Of those twenty-two rebukes, twelve of our reversals by the Supreme Court were by per curiam decisions on petitions for writs of certiorari. See Mays, 141 S. Ct. at 1145; Shoop, 139 S. Ct. at 504; Etherton, 136 S. Ct. at 1149; Wheeler, 577 U.S. at 73; Woods, 575 U.S. at 312; Parker, 567 U.S. at 38; Dixon, 565 U.S. at 24; Mitts, 563 U.S. at 399–400; Bradshaw, 546 U.S. at 73; Bell, 543 U.S. at 447; Holland, 542 U.S. at 649; Mitchell, 540 U.S. at 12. This is a sad record.
The Federal Rules of Appellate Procedure provide an important and necessary remedy for courts of appeals to correct their conflicts and errors of exceptional importance. While en banc hearings or rehearings are not favored, they are authorized when:
(1) en banc consideration is necessary to secure or maintain uniformity of the court's decisions; or
(2) the proceeding involves a question of exceptional importance.
Fed. R. App. P. 35(a).
The majority appears to recognize that the precedentially binding panel decision at issue is clearly incorrect. Nevertheless, it allows it to stand because it concludes that this case is not of exceptional importance. I strongly disagree.

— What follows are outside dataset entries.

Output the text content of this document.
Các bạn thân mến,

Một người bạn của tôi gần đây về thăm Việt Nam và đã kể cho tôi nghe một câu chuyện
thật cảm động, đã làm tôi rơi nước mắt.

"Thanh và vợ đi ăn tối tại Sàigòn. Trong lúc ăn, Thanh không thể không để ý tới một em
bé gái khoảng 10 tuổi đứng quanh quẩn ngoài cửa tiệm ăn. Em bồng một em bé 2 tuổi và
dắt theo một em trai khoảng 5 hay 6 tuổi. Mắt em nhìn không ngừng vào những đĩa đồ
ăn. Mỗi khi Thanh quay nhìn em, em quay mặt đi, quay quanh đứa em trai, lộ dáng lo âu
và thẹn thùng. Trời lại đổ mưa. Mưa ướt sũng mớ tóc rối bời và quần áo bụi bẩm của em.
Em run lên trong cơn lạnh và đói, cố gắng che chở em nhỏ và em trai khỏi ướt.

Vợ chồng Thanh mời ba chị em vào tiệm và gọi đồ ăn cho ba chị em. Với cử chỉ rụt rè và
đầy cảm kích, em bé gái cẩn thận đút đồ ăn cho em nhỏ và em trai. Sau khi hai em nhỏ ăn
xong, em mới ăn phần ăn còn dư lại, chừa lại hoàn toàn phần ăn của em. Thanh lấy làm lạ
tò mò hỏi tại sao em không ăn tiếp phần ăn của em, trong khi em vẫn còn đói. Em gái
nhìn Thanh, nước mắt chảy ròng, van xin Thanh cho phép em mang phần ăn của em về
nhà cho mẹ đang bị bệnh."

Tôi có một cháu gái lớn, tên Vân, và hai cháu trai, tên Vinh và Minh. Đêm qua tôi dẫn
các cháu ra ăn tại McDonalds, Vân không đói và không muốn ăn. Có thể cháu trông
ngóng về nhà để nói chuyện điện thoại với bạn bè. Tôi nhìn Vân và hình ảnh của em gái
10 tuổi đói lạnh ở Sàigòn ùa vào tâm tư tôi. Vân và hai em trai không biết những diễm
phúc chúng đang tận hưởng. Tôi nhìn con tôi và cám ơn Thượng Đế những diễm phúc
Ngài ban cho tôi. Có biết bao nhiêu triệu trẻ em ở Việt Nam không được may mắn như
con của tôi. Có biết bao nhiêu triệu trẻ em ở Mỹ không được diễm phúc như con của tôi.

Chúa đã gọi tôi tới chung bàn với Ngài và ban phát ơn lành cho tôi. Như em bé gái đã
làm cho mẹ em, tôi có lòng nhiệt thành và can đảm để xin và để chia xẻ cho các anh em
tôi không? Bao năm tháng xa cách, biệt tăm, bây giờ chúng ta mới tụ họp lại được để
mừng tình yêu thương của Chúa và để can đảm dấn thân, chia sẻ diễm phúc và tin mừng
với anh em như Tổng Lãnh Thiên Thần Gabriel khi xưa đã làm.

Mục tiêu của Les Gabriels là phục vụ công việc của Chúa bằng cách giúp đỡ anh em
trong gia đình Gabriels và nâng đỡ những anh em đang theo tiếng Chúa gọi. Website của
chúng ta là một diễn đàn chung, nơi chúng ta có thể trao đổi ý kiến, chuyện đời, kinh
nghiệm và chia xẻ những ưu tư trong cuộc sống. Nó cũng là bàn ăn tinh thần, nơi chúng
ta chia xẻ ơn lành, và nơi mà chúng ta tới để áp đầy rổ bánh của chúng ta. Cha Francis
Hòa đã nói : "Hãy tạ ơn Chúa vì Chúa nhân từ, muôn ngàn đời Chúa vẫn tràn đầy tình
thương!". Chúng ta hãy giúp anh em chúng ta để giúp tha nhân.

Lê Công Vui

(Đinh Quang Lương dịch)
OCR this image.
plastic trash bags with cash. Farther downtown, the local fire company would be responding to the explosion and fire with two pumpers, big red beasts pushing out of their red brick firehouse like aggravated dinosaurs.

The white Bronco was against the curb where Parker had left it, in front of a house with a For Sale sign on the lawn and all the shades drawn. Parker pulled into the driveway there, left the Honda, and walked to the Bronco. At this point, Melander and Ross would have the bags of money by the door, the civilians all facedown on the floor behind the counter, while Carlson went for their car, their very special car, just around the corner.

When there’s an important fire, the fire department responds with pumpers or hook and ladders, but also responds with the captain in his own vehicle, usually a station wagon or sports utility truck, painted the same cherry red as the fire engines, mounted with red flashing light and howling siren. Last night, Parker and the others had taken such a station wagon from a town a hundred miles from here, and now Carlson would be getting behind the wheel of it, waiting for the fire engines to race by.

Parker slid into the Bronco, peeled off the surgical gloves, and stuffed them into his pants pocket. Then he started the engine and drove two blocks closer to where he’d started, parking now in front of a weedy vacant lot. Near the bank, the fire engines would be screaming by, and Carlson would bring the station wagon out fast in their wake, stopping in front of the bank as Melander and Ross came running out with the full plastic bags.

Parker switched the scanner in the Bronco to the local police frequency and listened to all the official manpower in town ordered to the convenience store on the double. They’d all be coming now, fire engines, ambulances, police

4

Judge Thapar also dissented from the denial, joined by Judge Nalbandian. HIs dissent begins:
If a criminal defendant wants to represent himself, he must make a clear and unequivocal demand to do so. This is a high standard to meet because "a pro se defense is usually a bad defense, particularly when compared to a defense provided by an experienced criminal defense attorney." Martinez v. Ct. of Appeal, 528 U.S. 152, 161 (2000) (citation omitted). Filing a motion to represent yourself on the same day you file a motion asking for specific counsel doesn't count. Nor does asking a question about it on the eve of trial. The panel here erred in concluding otherwise. And that would be true under any standard of review. But it is especially true on habeas review.